Overview of Activity
Leaders must be sure to share their successes with others. This module helps leaders practice the skills necessary for self-appraisal.
- To identify the pros and cons of self-appraisal.
- To create a self-appraisal plan.
- Card-sort activity
- Flipchart and markers
- Sets of cards
- Attached Document: Introduction to Self-Appraisal
- Self-Appraisal Cards
Tables and chairs arranged so they are facing the flipcharts
Leaders need to exude confidence and contribute to appropriate information. The art of self-appraisal ensures that just the right amount of information is shared and it is done in a professional manner. This activity helps participants to recognize and use that fine line between saying too little or too much.
Step by Step Instructions
- Introduce the concept of self-appraisal by asking participants to list the reasons why people should not engage in self-appraisal. (Write them down on a flipchart.) Tell them to look at the challenge from the standpoint of a prosecuting attorney trying to do away with the practice. Possible arguments include:
– Working hard should be enough.
– My good work will be recognized without me bragging about it.
– It feels like bragging.
– I don’t know how to go about it.
– I never thought of it as a necessary part of my career.
– It wastes my time.
– Why would I choose to do this when I have real work to do?
– Others will think I am acting like a politician.
– Others will think I am too aggressive.
- Divide participants into groups of 4 to 5. Distribute the attached document titled: Introduction to Self-Appraisal and ask people to discuss their responses to the questions. Review the differences between Passive, Aggressive, and Assertive behaviors:
– Passive: Say nothing, hint around the subject, and do nothing directly.
– Aggressive: Attack the person, moralize, and use put-downs.
– Assertive: Directly and honestly express your own feelings and opinions.
- Now explore the advantages of self-appraisal by making a defense lawyer’s case as to why self-appraisal is a good thing. Write the ideas on a flipchart. Possible answers include:
– We need to be able to ask for what we want.
– There is value in having allies in the workplace.

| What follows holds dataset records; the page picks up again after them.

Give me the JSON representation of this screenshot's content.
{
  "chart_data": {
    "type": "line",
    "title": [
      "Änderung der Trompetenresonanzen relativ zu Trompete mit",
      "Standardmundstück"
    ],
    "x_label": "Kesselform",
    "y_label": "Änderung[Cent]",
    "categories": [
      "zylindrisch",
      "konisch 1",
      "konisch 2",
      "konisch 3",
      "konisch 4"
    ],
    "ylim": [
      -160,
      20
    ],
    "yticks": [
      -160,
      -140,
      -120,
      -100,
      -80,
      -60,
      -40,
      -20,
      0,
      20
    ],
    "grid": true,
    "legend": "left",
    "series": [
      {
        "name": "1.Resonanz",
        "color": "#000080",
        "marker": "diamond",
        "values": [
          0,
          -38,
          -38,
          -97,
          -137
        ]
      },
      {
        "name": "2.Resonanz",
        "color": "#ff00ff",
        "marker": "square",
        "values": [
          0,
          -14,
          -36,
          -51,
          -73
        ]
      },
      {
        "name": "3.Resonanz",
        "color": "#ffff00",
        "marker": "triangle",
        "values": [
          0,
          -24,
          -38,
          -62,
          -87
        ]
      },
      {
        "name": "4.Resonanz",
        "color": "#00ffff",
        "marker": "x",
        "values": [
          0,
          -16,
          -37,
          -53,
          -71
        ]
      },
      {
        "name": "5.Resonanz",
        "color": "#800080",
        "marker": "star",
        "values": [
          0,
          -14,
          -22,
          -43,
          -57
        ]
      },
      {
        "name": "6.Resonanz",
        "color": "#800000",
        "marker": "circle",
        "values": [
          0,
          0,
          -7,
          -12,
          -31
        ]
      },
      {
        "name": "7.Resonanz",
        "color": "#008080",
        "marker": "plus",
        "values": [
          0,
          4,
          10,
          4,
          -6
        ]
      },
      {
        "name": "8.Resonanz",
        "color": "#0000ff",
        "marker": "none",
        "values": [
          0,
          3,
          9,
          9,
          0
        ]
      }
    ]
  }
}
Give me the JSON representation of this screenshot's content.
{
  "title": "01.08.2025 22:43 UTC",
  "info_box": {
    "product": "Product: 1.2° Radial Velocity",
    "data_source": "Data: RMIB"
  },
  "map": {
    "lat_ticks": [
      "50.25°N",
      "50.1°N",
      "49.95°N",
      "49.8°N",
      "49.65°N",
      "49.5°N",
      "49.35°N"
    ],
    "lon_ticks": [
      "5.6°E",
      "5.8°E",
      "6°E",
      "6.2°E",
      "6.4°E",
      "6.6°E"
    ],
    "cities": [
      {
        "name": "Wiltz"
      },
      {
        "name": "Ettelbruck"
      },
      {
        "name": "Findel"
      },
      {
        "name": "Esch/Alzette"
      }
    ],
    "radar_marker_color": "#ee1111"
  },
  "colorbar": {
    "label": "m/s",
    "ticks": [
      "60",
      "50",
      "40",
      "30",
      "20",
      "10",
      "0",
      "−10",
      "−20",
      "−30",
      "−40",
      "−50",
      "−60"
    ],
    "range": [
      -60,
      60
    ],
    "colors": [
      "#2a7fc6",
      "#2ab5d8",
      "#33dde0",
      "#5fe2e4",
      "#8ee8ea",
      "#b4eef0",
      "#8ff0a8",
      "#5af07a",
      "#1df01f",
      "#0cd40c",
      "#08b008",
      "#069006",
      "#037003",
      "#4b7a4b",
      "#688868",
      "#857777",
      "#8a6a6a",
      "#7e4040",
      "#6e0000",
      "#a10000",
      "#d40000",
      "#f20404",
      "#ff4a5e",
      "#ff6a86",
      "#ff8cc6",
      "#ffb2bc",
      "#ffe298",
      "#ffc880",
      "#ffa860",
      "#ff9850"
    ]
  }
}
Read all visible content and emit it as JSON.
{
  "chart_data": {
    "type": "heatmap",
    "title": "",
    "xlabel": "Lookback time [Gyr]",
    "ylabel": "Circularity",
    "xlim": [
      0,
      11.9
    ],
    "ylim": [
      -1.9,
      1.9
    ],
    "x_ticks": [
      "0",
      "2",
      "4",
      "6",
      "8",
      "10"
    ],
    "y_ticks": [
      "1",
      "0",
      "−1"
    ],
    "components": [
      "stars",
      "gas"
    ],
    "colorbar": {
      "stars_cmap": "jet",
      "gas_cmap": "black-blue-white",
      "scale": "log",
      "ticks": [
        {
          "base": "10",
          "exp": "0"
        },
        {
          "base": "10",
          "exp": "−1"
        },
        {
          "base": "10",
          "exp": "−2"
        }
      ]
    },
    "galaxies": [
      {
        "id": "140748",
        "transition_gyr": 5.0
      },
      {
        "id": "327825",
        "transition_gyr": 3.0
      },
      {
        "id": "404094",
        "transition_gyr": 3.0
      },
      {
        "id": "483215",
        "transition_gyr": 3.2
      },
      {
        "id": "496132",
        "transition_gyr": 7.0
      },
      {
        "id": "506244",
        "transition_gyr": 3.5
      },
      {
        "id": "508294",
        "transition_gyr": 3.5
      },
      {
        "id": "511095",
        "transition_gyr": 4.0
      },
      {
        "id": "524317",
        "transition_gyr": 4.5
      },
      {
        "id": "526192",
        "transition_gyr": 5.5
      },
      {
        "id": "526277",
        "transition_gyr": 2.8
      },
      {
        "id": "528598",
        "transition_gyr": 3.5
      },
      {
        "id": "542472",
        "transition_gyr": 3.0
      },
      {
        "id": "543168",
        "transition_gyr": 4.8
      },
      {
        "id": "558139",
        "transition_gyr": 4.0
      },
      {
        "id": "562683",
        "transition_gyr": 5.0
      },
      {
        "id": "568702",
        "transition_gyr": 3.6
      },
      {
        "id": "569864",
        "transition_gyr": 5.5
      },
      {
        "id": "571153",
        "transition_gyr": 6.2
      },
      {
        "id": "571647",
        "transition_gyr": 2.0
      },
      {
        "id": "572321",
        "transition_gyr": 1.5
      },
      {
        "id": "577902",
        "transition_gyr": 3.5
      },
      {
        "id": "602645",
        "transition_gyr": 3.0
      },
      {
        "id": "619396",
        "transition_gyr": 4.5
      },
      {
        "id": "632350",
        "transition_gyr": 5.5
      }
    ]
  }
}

– Appropriate self-appraisal is a proactive strategy that enhances our careers.
– We need to display our skills because others may not be observant.
– The more I know about the business and its leaders the more effective my contribution will be.
– Self-promotion is an important skill and might be a necessary part of my overall plan as a leader.
– Other successful leaders are political.
– I can be appropriately political and assertive.
- Remind participants that they have heard prosecution and defense arguments. Now ask them for their “verdict.” “How do we find on the issue of self-appraisal—for the Prosecution or for the Defense?” (Note: In all the times we’ve done this activity, the Defense has won!)
- Summarize the verdict, and return to the arguments in favor of using it as a leadership strategy. “Because we agree that self-appraisal has some value, we will now take time to develop a plan to promote ourselves.” Steps to develop a Self-Appraisal plan
a. Review which aspects of self-appraisal will contribute to leadership development. Pass out sets of cards each one bearing a different title from the list below. Ask participants to put the cards in three piles: the things they do well already; the things that are critical to developing immediately; and those to consider in the future.
b. Set goals that are specific and measurable. Provide an example: My goal is to “get noticed” twice as often for my exceptional work. This could include a verbal mention to the Board or management, a write-up in the company newsletter, or a congratulatory note sent by the boss. Ask participants to write goals for those categories in the “Critical” pile.
c. Develop a “Personal Board of Directors” for yourself. The facilitator should now handout: My Personal Board of Directors document, telling participants to think about all the people they know from work: colleagues, managers, administrative assistants, customers, vendors, industry experts, trade association members, and leaders who influence others. Identify key people who have a broad base of knowledge that can complement their own. Use the handout to make your lists. Develop a plan for enhancing a relationship with these people. Get on a committee they chair, join a community organization they are interested in, ask them to speak to your team or professional trade organization, or call and ask for a meeting to learn more about their area of the business. Develop a set of questions around industry trends, technology innovation, or regulatory impact, and ask for their opinions. When you ask good questions and they do all the talking, you become known as a great conversationalist.
“Write down what you plan to do with the people on your lists.” (Allow 25 minutes for this step.)
- Bring the activity to a summary close, asking the group: “What other ideas do you have for increasing your visibility?” Remind people that the goal is to form a permanent Board of Directors for your personal use that includes people who want a collaborative exchange. Relate the idea of self-appraisal to leadership. Ask participants to review how self-appraisal can be a useful leadership tool.
Take time shortly after conducting this activity to reflect on how it went, how engaged the participants were, and what questions they raised. Write down notes that include how much time you actually spent on the activity.